Кейс остановился, покачнулся и повернулся в сторону прибоя и летящих колючих песчинок.
— Да, — согласился он. — Кой хрен. Наверное…
И пошел навстречу волнам.
— Эй, артист, — крикнул вслед ему Рац. — Свет. Смотри. Вон там, в той стороне…
Кейс снова остановился, зашатался и рухнул на колени у самой кромки ледяной воды.
— Рац? Свет? Рац…
Абсолютная, без малейшего проблеска, тьма и шум волн. С большим трудом Кейс поднялся на ноги и попробовал вернуться по собственным следам.
Тянулись минуты, часы, века. А он все шел.
А затем оно появилось, тусклое пятнышко, с каждым шагом принимавшее все более определенные очертания. Прямоугольник. Дверь.
— Там огонь. — Ветер вырвал его слова и бросил их в ночь.
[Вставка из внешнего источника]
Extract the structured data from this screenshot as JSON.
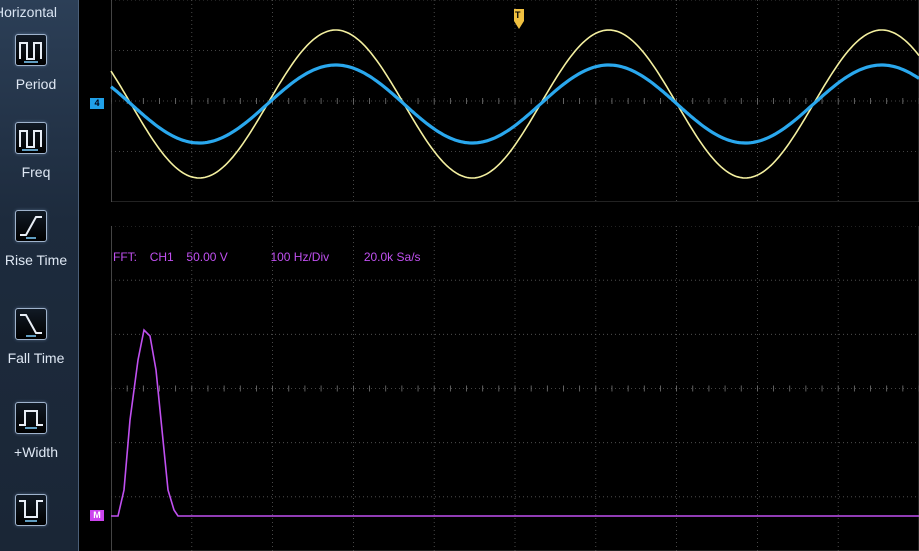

Бункер, то ли каменный, то ли бетонный, бункер, погребенный под заносами темного песка. В толстой — не меньше метра — стене — узкий и низкий лаз.
— Эй, — негромко позвал Кейс, — эй…
Пальцы коснулись холодной стены. На камнях плясали тени от горящего внутри огня.
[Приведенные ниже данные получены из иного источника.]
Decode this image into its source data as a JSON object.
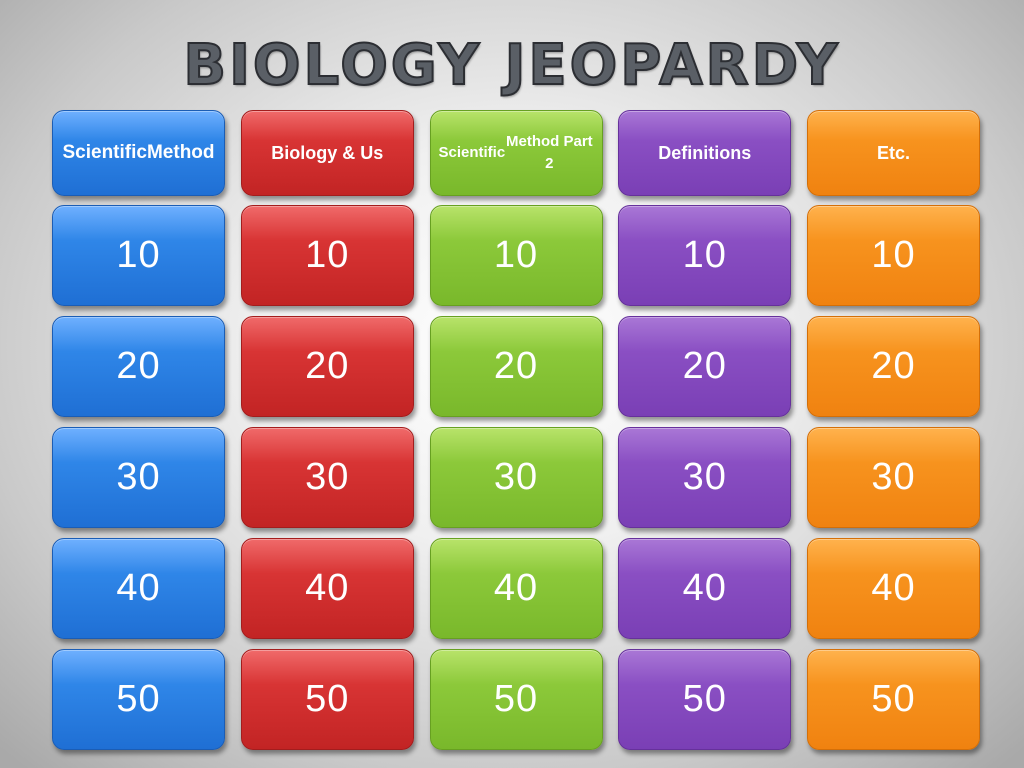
{
  "title": "BIOLOGY JEOPARDY",
  "categories": [
    {
      "lines": [
        "Scientific",
        "Method"
      ],
      "color": "#2f86e8"
    },
    {
      "lines": [
        "Biology & Us"
      ],
      "color": "#d83434"
    },
    {
      "lines": [
        "Scientific",
        "Method Part 2"
      ],
      "color": "#8cc93a"
    },
    {
      "lines": [
        "Definitions"
      ],
      "color": "#8a4fc3"
    },
    {
      "lines": [
        "Etc."
      ],
      "color": "#f7931e"
    }
  ],
  "values": [
    "10",
    "20",
    "30",
    "40",
    "50"
  ]
}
Кейс низко пригнулся и в три шага очутился внутри.
Костер из плавника, разложенный в ржавом стальном ящике, дым уходит в щербатый дымоход, рядом — сидящая на корточках девушка. В пляшущем свете огня он поймал взгляд широко раскрытых, испуганных глаз и узнал головную повязку — шарф с узором вроде увеличенной схемы чипа.
В ту ночь Кейс отказался от ее рук, от предложенной ею пищи и от места рядом с нею в гнезде, сооруженном из старых шерстяных одеял и рваного поролона. В конце концов он примостился у входа и стал смотреть на спящую девушку и слушать шелест песка за стеной. Каждый час он подходил к импровизированному очагу и подбрасывал в огонь свежий плавник из сложенной рядом кучи. Все это иллюзия. Но иллюзорный холод ничем не лучше настоящего.
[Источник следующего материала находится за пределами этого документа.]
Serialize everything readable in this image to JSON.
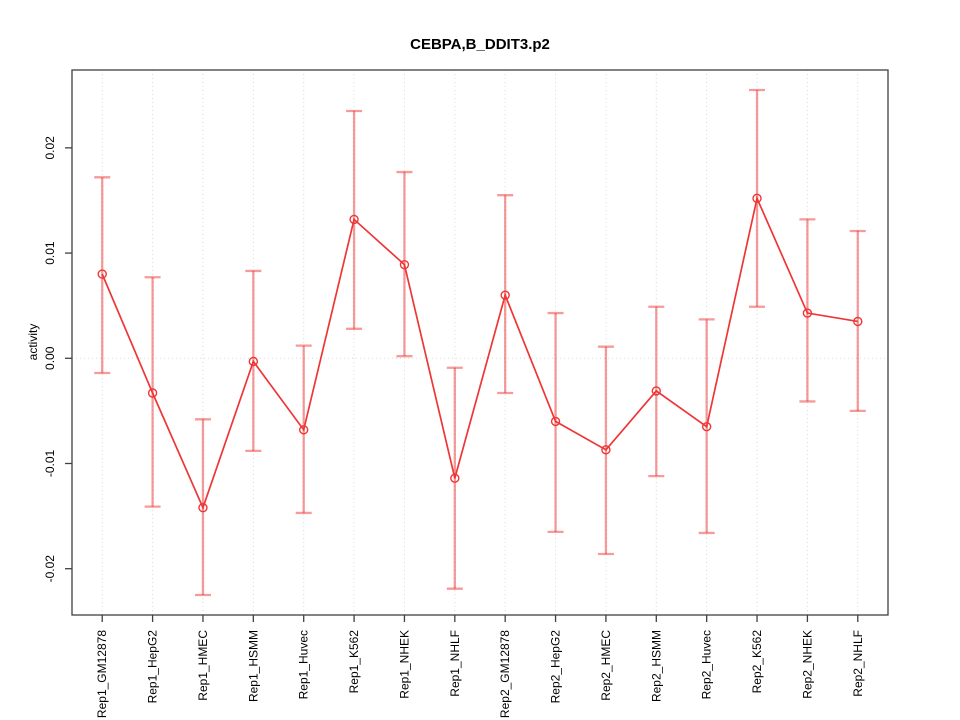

Вот и она — иллюзия, эта девушка, лежащая в отблесках пламени. Кейс глядел на приоткрывшиеся во сне губы. Такой он ее запомнил в ту поездку через Токийский залив — и это было жестоко.
— Аккуратно работаешь, говнюк, — шептал Кейс. — Не хочешь рисковать, да? Не стал подсовывать мне какое–нибудь фуфло. Но я же все равно знаю, что это такое. — Кейс пытался говорить спокойно. — Знаю, понимаешь? Я знаю, кто ты такой. Ты — тот, второй. 3–Джейн рассказала Молли. Ты — пылающий кустарник. Это был не Уинтермьют, а ты. Он пытался предупредить меня с помощью «брауна». А ты вырубил меня, затащил сюда, в никуда. Вместе с призраком. С той, как я ее помню…
Девушка пошевелилась во сне, что–то пробормотала и натянула одеяло до самого уха.
— Тебя нет, — сказал он спящей девушке. — Ты — мертвая, и единственная цель твоего существования — посадить меня в задницу. Ты слышишь это, приятель? Что я, не понимаю, что ли, что тут происходит? Вырубился я, вот что. И все это заняло секунд двадцать. И сижу я там же, где и был, в библиотеке этой, и мозг мой мертв. А очень скоро он будет по–настоящему, безвозвратно мертв — если у тебя есть хоть на грош здравого смысла. Ты хочешь помешать Уиитермьюту, а для этого всего–то и надо, что задержать меня здесь. Дикси и сам может вести «Куанга», но он — жмурик, и ты всегда его вычислишь. И вся эта херня с Линдой — это же все ты, верно? Уинтермьют попытался с ней работать — еще тогда, в тот раз, когда засунул меня в конструкт Тибы, — но не смог. Слишком, говорит, спотыкательно. И это ты двигал звезды в небе Фрисайда, верно ведь? И мертвой «кукле» в комнате Эшпула лицо Линды сделал тоже ты. Молли его не видела. Ты просто изменил симстим–сигнал. Потому что думал, что сделаешь мне больно. Потому что думал, что это мне не все равно. Ну и давись ты конем, не знаю, как уж там тебя звать. Выиграл ты, выиграл. Только мне на это насрать. Думаешь, нет? Только на хрена ты все это так, на хрена?